Politica

L'Italia dice no agli Ogm. "È una caccia alle streghe"

Un decreto approvato ieri blocca la coltivazione del mais geneticamente modificato. L'ira del presidente di Confagricoltura, Mario Guidi: "Gli studi confermano che è più sano del tradizionale"

L'Italia dice no agli Ogm. "È una caccia alle streghe"

Roma - Stop alla coltivazione del mais geneticamente modificato «MON810» sul territorio italiano. Lo stabilisce un decreto interministeriale firmato ieri dai ministri delle Politiche Agricole Nunzia De Girolamo, della Salute Beatrice Lorenzin e dell'Ambiente Andrea Orlando. Una notizia che fa felice secondo Coldiretti il 76 per cento degli italiani, chissà quanto informati, poi, ma che lascia perplessi molti. Tra i quali Mario Guidi, presidente di Confagricoltura. Per lui la lotta agli Ogm è «solo caccia alle streghe».

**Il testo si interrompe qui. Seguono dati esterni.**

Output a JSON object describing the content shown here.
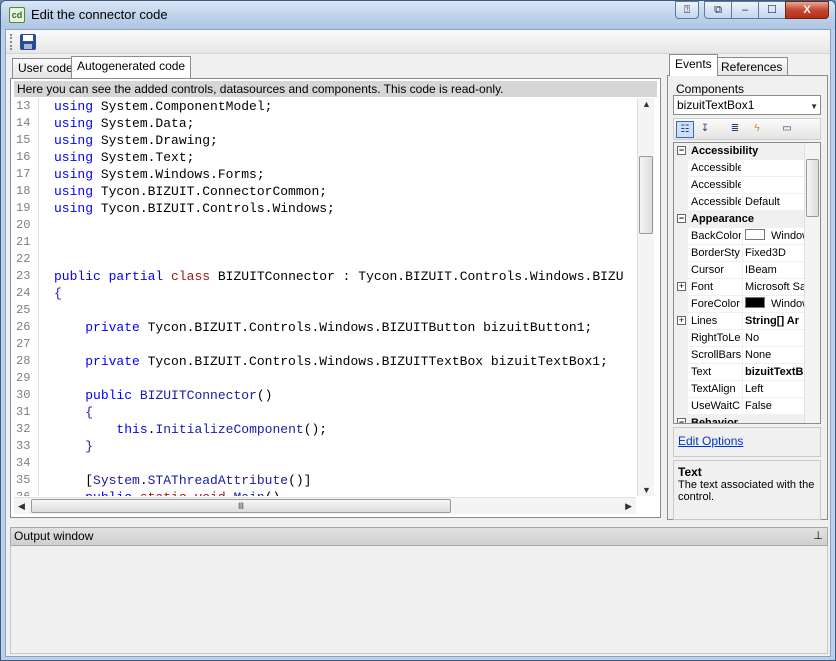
{
  "window": {
    "title": "Edit the connector code",
    "icon_text": "cd",
    "buttons": {
      "help": "⍰",
      "restore_alt": "⧉",
      "minimize": "–",
      "maximize": "☐",
      "close": "X"
    }
  },
  "toolbar": {
    "save_icon": "save-icon"
  },
  "tabs": {
    "user_code": "User code",
    "autogenerated_code": "Autogenerated code"
  },
  "code": {
    "notice": "Here you can see the added controls, datasources and components. This code is read-only.",
    "lines": [
      {
        "n": "13",
        "parts": [
          [
            "kw",
            "using"
          ],
          [
            "t",
            " System.ComponentModel;"
          ]
        ]
      },
      {
        "n": "14",
        "parts": [
          [
            "kw",
            "using"
          ],
          [
            "t",
            " System.Data;"
          ]
        ]
      },
      {
        "n": "15",
        "parts": [
          [
            "kw",
            "using"
          ],
          [
            "t",
            " System.Drawing;"
          ]
        ]
      },
      {
        "n": "16",
        "parts": [
          [
            "kw",
            "using"
          ],
          [
            "t",
            " System.Text;"
          ]
        ]
      },
      {
        "n": "17",
        "parts": [
          [
            "kw",
            "using"
          ],
          [
            "t",
            " System.Windows.Forms;"
          ]
        ]
      },
      {
        "n": "18",
        "parts": [
          [
            "kw",
            "using"
          ],
          [
            "t",
            " Tycon.BIZUIT.ConnectorCommon;"
          ]
        ]
      },
      {
        "n": "19",
        "parts": [
          [
            "kw",
            "using"
          ],
          [
            "t",
            " Tycon.BIZUIT.Controls.Windows;"
          ]
        ]
      },
      {
        "n": "20",
        "parts": []
      },
      {
        "n": "21",
        "parts": []
      },
      {
        "n": "22",
        "parts": []
      },
      {
        "n": "23",
        "parts": [
          [
            "kw",
            "public"
          ],
          [
            "t",
            " "
          ],
          [
            "kw",
            "partial"
          ],
          [
            "t",
            " "
          ],
          [
            "kw2",
            "class"
          ],
          [
            "t",
            " BIZUITConnector : Tycon.BIZUIT.Controls.Windows.BIZU"
          ]
        ]
      },
      {
        "n": "24",
        "parts": [
          [
            "ty",
            "{"
          ]
        ]
      },
      {
        "n": "25",
        "parts": []
      },
      {
        "n": "26",
        "parts": [
          [
            "t",
            "    "
          ],
          [
            "kw",
            "private"
          ],
          [
            "t",
            " Tycon.BIZUIT.Controls.Windows.BIZUITButton bizuitButton1;"
          ]
        ]
      },
      {
        "n": "27",
        "parts": []
      },
      {
        "n": "28",
        "parts": [
          [
            "t",
            "    "
          ],
          [
            "kw",
            "private"
          ],
          [
            "t",
            " Tycon.BIZUIT.Controls.Windows.BIZUITTextBox bizuitTextBox1;"
          ]
        ]
      },
      {
        "n": "29",
        "parts": []
      },
      {
        "n": "30",
        "parts": [
          [
            "t",
            "    "
          ],
          [
            "kw",
            "public"
          ],
          [
            "t",
            " "
          ],
          [
            "ty",
            "BIZUITConnector"
          ],
          [
            "t",
            "()"
          ]
        ]
      },
      {
        "n": "31",
        "parts": [
          [
            "t",
            "    "
          ],
          [
            "ty",
            "{"
          ]
        ]
      },
      {
        "n": "32",
        "parts": [
          [
            "t",
            "        "
          ],
          [
            "kw",
            "this"
          ],
          [
            "t",
            "."
          ],
          [
            "ty",
            "InitializeComponent"
          ],
          [
            "t",
            "();"
          ]
        ]
      },
      {
        "n": "33",
        "parts": [
          [
            "t",
            "    "
          ],
          [
            "ty",
            "}"
          ]
        ]
      },
      {
        "n": "34",
        "parts": []
      },
      {
        "n": "35",
        "parts": [
          [
            "t",
            "    ["
          ],
          [
            "ty",
            "System"
          ],
          [
            "t",
            "."
          ],
          [
            "ty",
            "STAThreadAttribute"
          ],
          [
            "t",
            "()]"
          ]
        ]
      },
      {
        "n": "36",
        "parts": [
          [
            "t",
            "    "
          ],
          [
            "kw",
            "public"
          ],
          [
            "t",
            " "
          ],
          [
            "kw2",
            "static"
          ],
          [
            "t",
            " "
          ],
          [
            "kw2",
            "void"
          ],
          [
            "t",
            " "
          ],
          [
            "ty",
            "Main"
          ],
          [
            "t",
            "()"
          ]
        ]
      }
    ]
  },
  "right": {
    "tabs": {
      "events": "Events",
      "references": "References"
    },
    "components_label": "Components",
    "component_selected": "bizuitTextBox1",
    "grid": [
      {
        "cat": true,
        "name": "Accessibility",
        "exp": "⊟"
      },
      {
        "name": "Accessible",
        "value": ""
      },
      {
        "name": "Accessible",
        "value": ""
      },
      {
        "name": "Accessible",
        "value": "Default"
      },
      {
        "cat": true,
        "name": "Appearance",
        "exp": "⊟"
      },
      {
        "name": "BackColor",
        "value": "Window",
        "swatch": "#ffffff"
      },
      {
        "name": "BorderSty",
        "value": "Fixed3D"
      },
      {
        "name": "Cursor",
        "value": "IBeam"
      },
      {
        "name": "Font",
        "value": "Microsoft Sa",
        "exp": "+"
      },
      {
        "name": "ForeColor",
        "value": "Window",
        "swatch": "#000000"
      },
      {
        "name": "Lines",
        "value": "String[] Ar",
        "exp": "+",
        "bold": true
      },
      {
        "name": "RightToLe",
        "value": "No"
      },
      {
        "name": "ScrollBars",
        "value": "None"
      },
      {
        "name": "Text",
        "value": "bizuitTextB",
        "bold": true
      },
      {
        "name": "TextAlign",
        "value": "Left"
      },
      {
        "name": "UseWaitC",
        "value": "False"
      },
      {
        "cat": true,
        "name": "Behavior",
        "exp": "⊟"
      }
    ],
    "edit_options": "Edit Options",
    "desc_title": "Text",
    "desc_body": "The text associated with the control."
  },
  "output": {
    "title": "Output window",
    "pin": "⊥"
  }
}
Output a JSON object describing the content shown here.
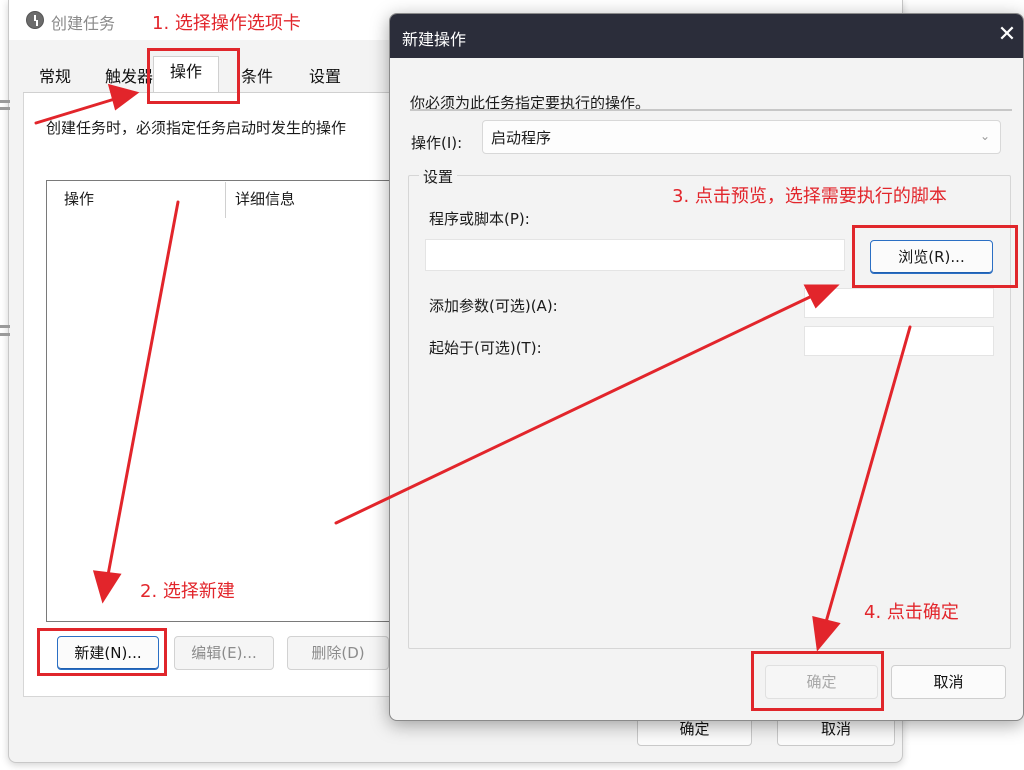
{
  "create_task": {
    "title": "创建任务",
    "tabs": [
      "常规",
      "触发器",
      "操作",
      "条件",
      "设置"
    ],
    "description": "创建任务时，必须指定任务启动时发生的操作",
    "columns": {
      "action": "操作",
      "detail": "详细信息"
    },
    "buttons": {
      "new": "新建(N)...",
      "edit": "编辑(E)...",
      "delete": "删除(D)",
      "ok": "确定",
      "cancel": "取消"
    }
  },
  "new_action": {
    "title": "新建操作",
    "close_glyph": "✕",
    "instruction": "你必须为此任务指定要执行的操作。",
    "action_label": "操作(I):",
    "action_value": "启动程序",
    "chevron": "⌄",
    "settings_label": "设置",
    "program_label": "程序或脚本(P):",
    "program_value": "",
    "browse": "浏览(R)...",
    "args_label": "添加参数(可选)(A):",
    "args_value": "",
    "start_label": "起始于(可选)(T):",
    "start_value": "",
    "ok": "确定",
    "cancel": "取消"
  },
  "annotations": {
    "step1": "1. 选择操作选项卡",
    "step2": "2. 选择新建",
    "step3": "3. 点击预览，选择需要执行的脚本",
    "step4": "4. 点击确定",
    "color": "#e2252b"
  },
  "icons": {
    "task_icon": "clock-icon",
    "close": "close-icon",
    "dropdown": "chevron-down-icon"
  },
  "colors": {
    "titlebar_dark": "#2b2d3a",
    "accent_blue": "#2b6fc4",
    "window_bg": "#f3f3f3"
  }
}
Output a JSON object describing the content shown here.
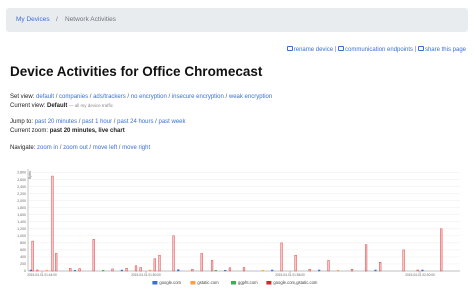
{
  "breadcrumb": {
    "home": "My Devices",
    "separator": "/",
    "current": "Network Activities"
  },
  "actions": {
    "rename": "rename device",
    "endpoints": "communication endpoints",
    "share": "share this page",
    "separator": "|"
  },
  "page_title": "Device Activities for Office Chromecast",
  "set_view": {
    "label": "Set view:",
    "options": [
      "default",
      "companies",
      "ads/trackers",
      "no encryption",
      "insecure encryption",
      "weak encryption"
    ]
  },
  "current_view": {
    "label": "Current view:",
    "value": "Default",
    "hint": "— all my device traffic"
  },
  "jump_to": {
    "label": "Jump to:",
    "options": [
      "past 20 minutes",
      "past 1 hour",
      "past 24 hours",
      "past week"
    ]
  },
  "current_zoom": {
    "label": "Current zoom:",
    "value": "past 20 minutes, live chart"
  },
  "navigate": {
    "label": "Navigate:",
    "options": [
      "zoom in",
      "zoom out",
      "move left",
      "move right"
    ]
  },
  "chart_data": {
    "type": "bar",
    "ylabel": "Bytes",
    "y_ticks": [
      "2,800",
      "2,600",
      "2,400",
      "2,200",
      "2,000",
      "1,800",
      "1,600",
      "1,400",
      "1,200",
      "1,000",
      "800",
      "600",
      "400",
      "200",
      "0"
    ],
    "ylim": [
      0,
      2900
    ],
    "x_tick_labels": [
      "2019-04-01 01:44:00",
      "2019-04-01 01:50:00",
      "2019-04-01 01:56:00",
      "2019-04-01 02:00:00"
    ],
    "series": [
      {
        "name": "google.com",
        "color": "#3b6fd4",
        "values": [
          [
            3,
            30
          ],
          [
            50,
            20
          ],
          [
            100,
            30
          ],
          [
            160,
            40
          ],
          [
            210,
            20
          ],
          [
            260,
            30
          ],
          [
            310,
            30
          ],
          [
            370,
            30
          ],
          [
            420,
            30
          ]
        ]
      },
      {
        "name": "gstatic.com",
        "color": "#ff9f40",
        "values": [
          [
            20,
            25
          ],
          [
            130,
            30
          ],
          [
            250,
            20
          ],
          [
            330,
            20
          ]
        ]
      },
      {
        "name": "ggpht.com",
        "color": "#3fae4f",
        "values": [
          [
            80,
            20
          ],
          [
            200,
            20
          ],
          [
            360,
            20
          ]
        ]
      },
      {
        "name": "google.com,gstatic.com",
        "color": "#d62728",
        "values": [
          [
            5,
            850
          ],
          [
            10,
            30
          ],
          [
            26,
            2700
          ],
          [
            30,
            500
          ],
          [
            45,
            80
          ],
          [
            55,
            70
          ],
          [
            70,
            900
          ],
          [
            90,
            60
          ],
          [
            105,
            80
          ],
          [
            115,
            150
          ],
          [
            120,
            100
          ],
          [
            135,
            350
          ],
          [
            140,
            450
          ],
          [
            155,
            1000
          ],
          [
            175,
            50
          ],
          [
            185,
            500
          ],
          [
            196,
            300
          ],
          [
            215,
            90
          ],
          [
            230,
            100
          ],
          [
            270,
            800
          ],
          [
            285,
            450
          ],
          [
            300,
            50
          ],
          [
            320,
            300
          ],
          [
            345,
            50
          ],
          [
            360,
            750
          ],
          [
            375,
            250
          ],
          [
            400,
            600
          ],
          [
            415,
            30
          ],
          [
            440,
            1200
          ]
        ]
      }
    ],
    "grid": true,
    "legend_position": "bottom"
  }
}
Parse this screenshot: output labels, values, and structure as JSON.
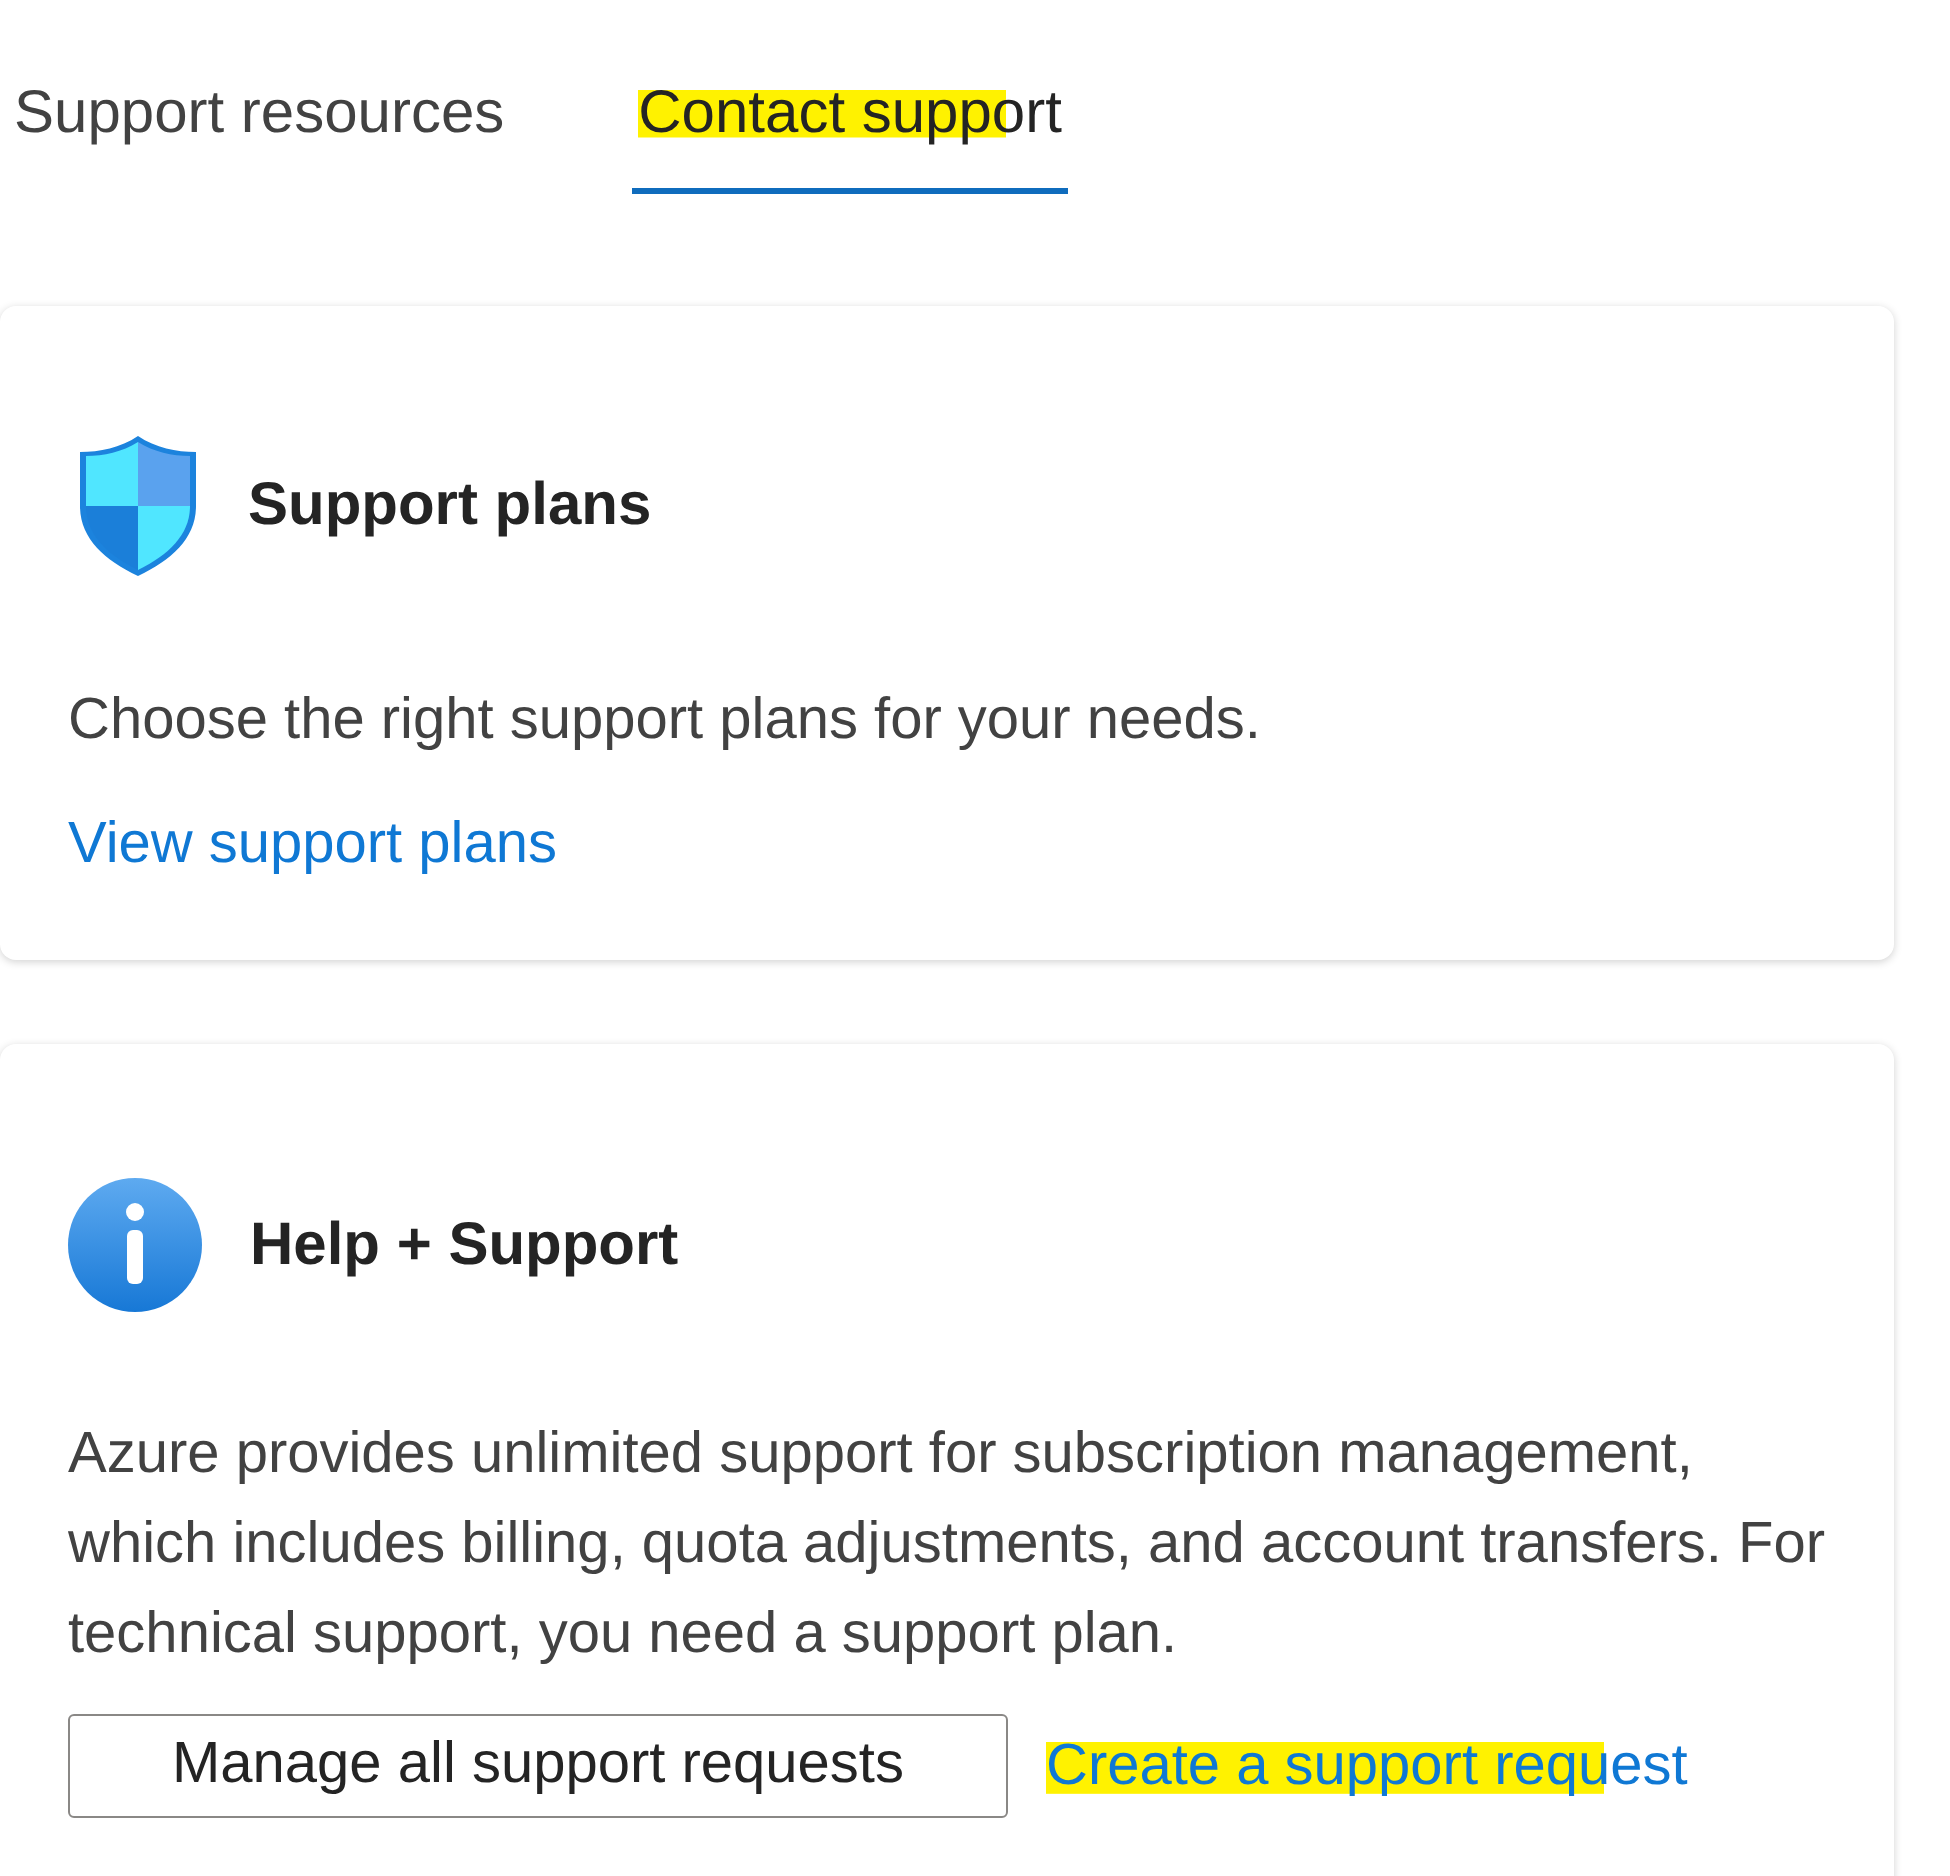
{
  "tabs": [
    {
      "label": "Support resources",
      "selected": false,
      "highlighted": false
    },
    {
      "label": "Contact support",
      "selected": true,
      "highlighted": true
    }
  ],
  "cards": [
    {
      "title": "Support plans",
      "description": "Choose the right support plans for your needs.",
      "actions": [
        {
          "kind": "link",
          "label": "View support plans",
          "highlighted": false
        }
      ]
    },
    {
      "title": "Help + Support",
      "description": "Azure provides unlimited support for subscription management, which includes billing, quota adjustments, and account transfers. For technical support, you need a support plan.",
      "actions": [
        {
          "kind": "button",
          "label": "Manage all support requests",
          "highlighted": false
        },
        {
          "kind": "link",
          "label": "Create a support request",
          "highlighted": true
        }
      ]
    }
  ]
}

Guidi, il no agli Ogm è saggezza o paura del progresso?
«Noi gradiremmo che le scelte del nostro Stato siano fatte sulla base di evidenze scientifiche e non di generiche enunciazioni. Gli Ogm nel mondo sono un elemento di successo, ci sono 170 milioni di ettari coltivati a Ogm nel 2012 negli Usa, in Brasile, in Argentina, in Canada, in Spagna. È chiaro che dove si adottano misure anti-Ogm non c'è nessuna spinta a un'ipotesi di verifica delle performance produttive del mais Ogm o dell'impatto della sua produzione nell'ecosistema».

Insomma, il mais Ogm è solo demonizzato?
«Secondo tantissime ricerche e studi, è assodato che il mais Ogm è più sano di quello convenzionale. Il mais transgenico produce da solo il Bacillus thuringiensis che lo difende dalla piralide e dagli insetti. Si tratta di un mais con molte meno microtossine, che sono uno dei fattori cancerogenetici più importanti. Mi piacerebbe che fosse la ricerca italiana a dire che con l'Ogm vengono compromessi la biodiversità e il made in Italy».

Slogan, slogan, slogan.
«Sì, è così. Io capisco che il Parlamento nazionale sulla spinta emotiva non potesse prendere una decisione differente da quella di oggi, tra l'altro forse impugnabile come in Francia, ma avrei preferito che si fosse percorsa la strada della clausola di salvaguardia che prevede che il motivo del divieto sia adeguatamente supportato dalla ricerca scientifica. Ventisei accademie hanno detto che gli Ogm, almeno certi tipi, sono positivi e non negativi».

Altro slogan è quello per cui il km zero sarebbe la salvezza dell'agricoltura italiana.
«In questo momento in Italia si dà attenzione solo al km zero facendo un assioma errato tra questo e il made in Italy. Il km zero è un percorso e un messaggio, ma il nostro Paese per conformazione e orografia non può avere un'alimentazione a km zero, a meno che non si voglia che il radicchio venga mangiato solo a Treviso o le arance solo in Sicilia. Chiamiamola autarchia: scommettiamo che ci piace molto meno? E poi prenda il vino».

Il vino?
«Certo. Oggi siamo i primi esportatori mondiali. Davvero vogliamo il vino a km zero?».

C'è però chi dice che il km zero possa sconfiggere la contraffazione alimentare...
«Ma no, la contraffazione è solo il segnale di come l'Italia abbia creduto poco nell'internazionalizzazione, non presidiando tutti i mercati. Forse se la politica agricola nazionale avesse aiutato i produttori a conquistare quei mercati non ci sarebbe stato il parmesan».

Aiutato come?
«La riforma dell'Ice è dell'anno scorso, l'inserimento dei soggetti agricoli nella cabina di regia a opera del ministro De Girolamo è dell'altro ieri dopo anni di attesa. Stiamo parlando di promozione, di affiancamento, di tutto quello che un Paese dovrebbe fare per avere una strategia agroalimentare come Germania e Francia».

Eppure il made in Italy è sempre un «plus»...
«Certo, ma grazie ai grandi imprenditori che lo hanno portato nel mondo, non certo grazie al governo e ai media, che premiano solo l'agricoltura a km zero».

Quantità e qualità possono andare d'accordo?
«È sbagliato pensare che la qualità debba essere remunerata all'infinito. Intanto dobbiamo essere più umili e considerare che il made in Italy va in concorrenza con il made in France, il made inGermany e qualsiasi altro made in... E poi da un certo punto in poi la competizione si gioca anche sul giusto prezzo, e cioè sull'equilibrio tra quantità e qualità. Noi abbiamo conquistato il mondo con prodotti anche industriali, che non vanno demonizzati.

Anzi, dobbiamo ricongiungere agricoltura e industria in un percorso che ci renda tutti più competitivi».